Crack Smoking Toronto Mayor Files Candidacy To Run Again [VIDEO & REPORT]

Rob Ford, the Toronto Mayor who was asked to step down from office after admitting he smoked crack "in a drunken stupor" was the first candidate to show up at City Hall to register for the city's municipal election scheduled on October 27, according to MSN News.

Ford was the first candidate to register his name when City Hall opened on Thursday, January 2 despite pressure to resign because of drug use and erratic behavior, the report said.

According to the Toronto Star, the controversial mayor promised "Ford more year" and called himself "the best mayor this city ever had."

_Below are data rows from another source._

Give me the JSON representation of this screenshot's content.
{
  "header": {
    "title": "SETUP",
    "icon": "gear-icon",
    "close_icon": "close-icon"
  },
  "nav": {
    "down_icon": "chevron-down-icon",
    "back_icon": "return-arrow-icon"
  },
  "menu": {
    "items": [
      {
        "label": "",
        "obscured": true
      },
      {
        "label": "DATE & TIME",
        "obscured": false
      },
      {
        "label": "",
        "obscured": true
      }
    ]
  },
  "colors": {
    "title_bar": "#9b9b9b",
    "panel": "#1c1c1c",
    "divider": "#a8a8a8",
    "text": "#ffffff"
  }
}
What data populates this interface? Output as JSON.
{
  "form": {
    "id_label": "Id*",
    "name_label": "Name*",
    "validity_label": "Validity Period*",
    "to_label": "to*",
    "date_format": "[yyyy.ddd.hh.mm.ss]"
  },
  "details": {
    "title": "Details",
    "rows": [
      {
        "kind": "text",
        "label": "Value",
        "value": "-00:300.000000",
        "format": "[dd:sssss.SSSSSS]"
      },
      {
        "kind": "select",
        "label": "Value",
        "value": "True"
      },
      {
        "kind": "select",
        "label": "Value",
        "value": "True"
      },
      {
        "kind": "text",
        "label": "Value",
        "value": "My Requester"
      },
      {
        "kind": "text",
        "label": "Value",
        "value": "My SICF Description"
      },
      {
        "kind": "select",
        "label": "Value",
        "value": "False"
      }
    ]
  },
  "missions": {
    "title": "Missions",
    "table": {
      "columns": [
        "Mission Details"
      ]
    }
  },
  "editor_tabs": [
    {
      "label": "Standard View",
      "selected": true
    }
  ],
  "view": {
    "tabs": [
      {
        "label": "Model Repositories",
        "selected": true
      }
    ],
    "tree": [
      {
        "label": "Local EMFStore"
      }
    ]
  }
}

"If you want to get personal, that's fine," Ford told reporters, according to the Star. "I'm sticking to my record, and talk is cheap. You're going to see action like you've never seen before."

On Twitter, however, Ford was more restrained. He tweeted a photo of himself signing up for his re-election bid and tweeted, "Just filed my paperwork for the 2014 election. Vote on October 27th."

Ford, a conservative mayor of Canada's largest city, has said he would run again, after it was revealed that he used drugs, which put him into the international media spotlight. News reports in May last year said that there was a video showing Ford was smoking from a crack pipe the existence of which Ford had denied. In October, Ford admitted his drug use after Toronto police announced they had obtained a copy of the video that was reported.

According to reports, Toronto's City Council stripped Ford of most of his powers, but the Mayor continues to receive support from some in the city's more conservative suburbs.

There were mixed reactions to Ford's bid for re-election last Thursday.

"That pathetic excuse for a mayor should get the hell out and stop embarrassing this beautiful city," Inna Evtoushenko, 36, a Toronto resident, said in an interview.

However, another Toronto resident, Derek Killins, disagreed.

"Other than embarrass the hell out of himself and the city as a public figure, has he done anything pertaining to his job that was detrimental to the city's well-being from a financial or economical standpoint?" Killins said. "Most people I ask say that he's done a good job for the city otherwise."